Whether as individuals, corporate or governments we live beyond our means, insolvent and bankruptcy will overtake us.

This state of affairs comes about when certain sections of society ‘capture’ the government. That is when they become so powerful that they compel a government to give them whatever they demand without themselves being more productive. They are said to be rent-seekers, people who earn more than they have contributed to the economy.

A good deal of trust should be established. Avoid the language of attack and counter attack. What should concern us first is to accelerate economic growth which is the sine qua non of improved standards of living and social welfare.

Our departed president put much heart in giving this country about five more universities.

It was a visionary programme. It is said a nation without a vision is lost.
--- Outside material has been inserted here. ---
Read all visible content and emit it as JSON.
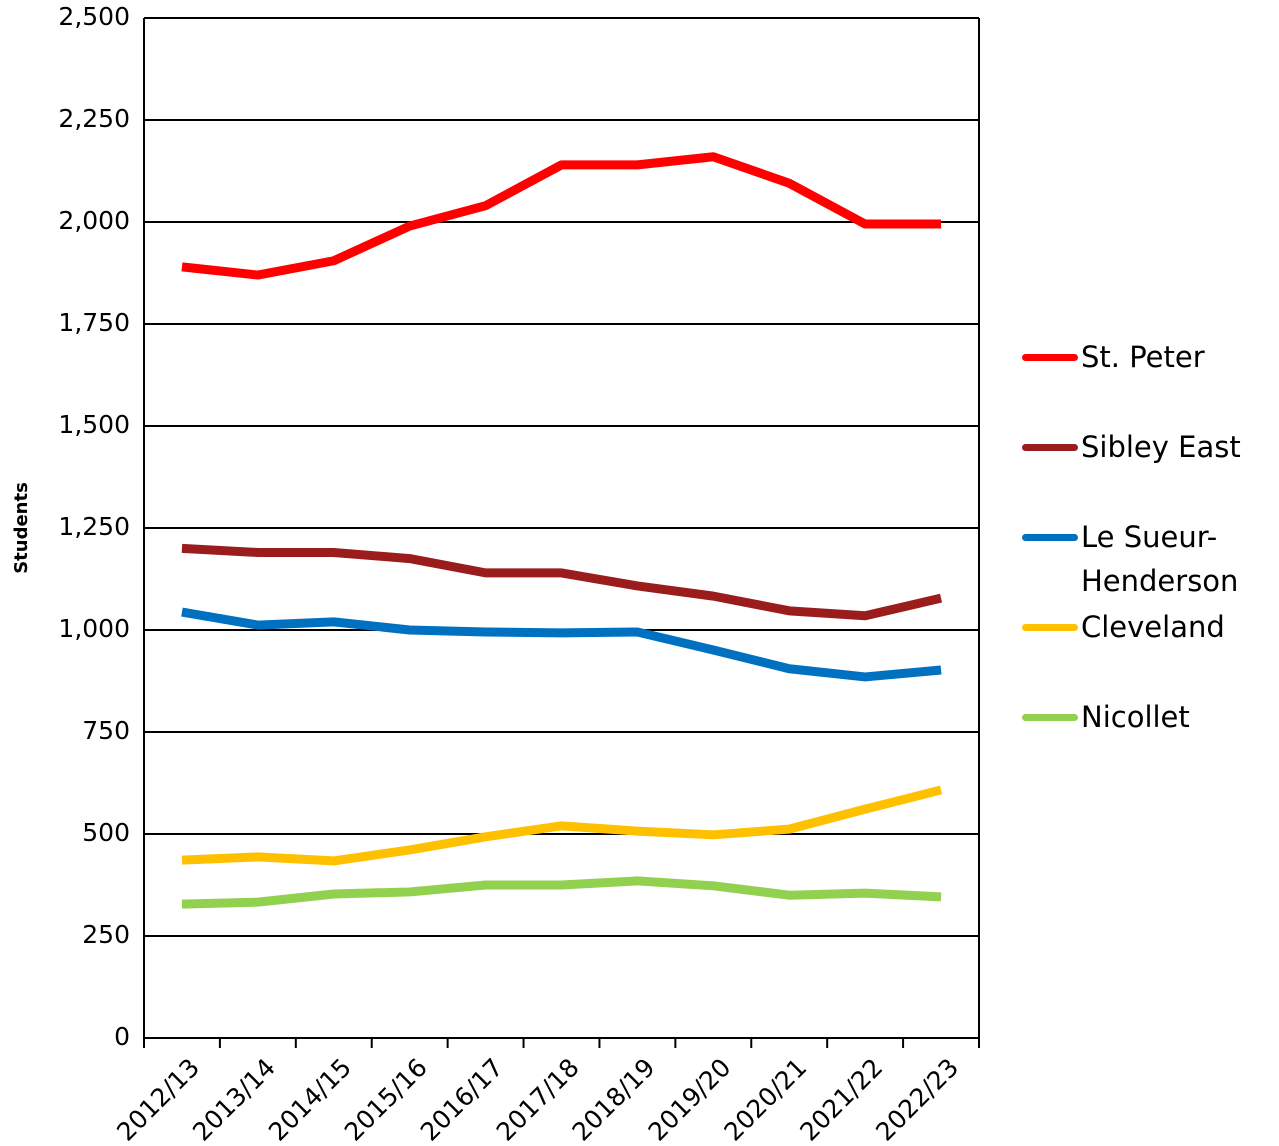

Still we must be sure we are not overstretching the resources of the country.

The idea of building extra universities arose out of a desire to do justice to undergraduates who are great performers than those who are moderately so. Under the quota system, students who have extremely done well are denied scholarships to public universities in favour of runners-up.

There is the risk that in the present state of the economy, government may not collect enough revenue to subsidise all universities. That aside, the universities may produce too many graduates for the private and civil sectors to employ.

Social and political upheavals in some countries have been started by unemployed or underemployed graduates.

The question of devaluation of the kwacha will soon come up. Possibly it is the International Monetary Fund (IMF) and donors who may revive it.

We must avoid assumptions that refusing to devalue the kwacha by 40 percent or so was one of the biggest errors Mutharika made.

Theoretically, it is true that when the kwacha is devalued our exports will be more competitive. But it also depends on the range of exports. Are we talking of tobacco, tea, sugar and cotton, we must be specific?

What is not in doubt is that devaluation will make imported goods expensive. If we produce such goods locally, we will ‘buy Malawian’ and shun expensive foreign goods. How about petrol and fertiliser?

Our government should consult and seek help on how to protect the poor from inflation arising from devaluation.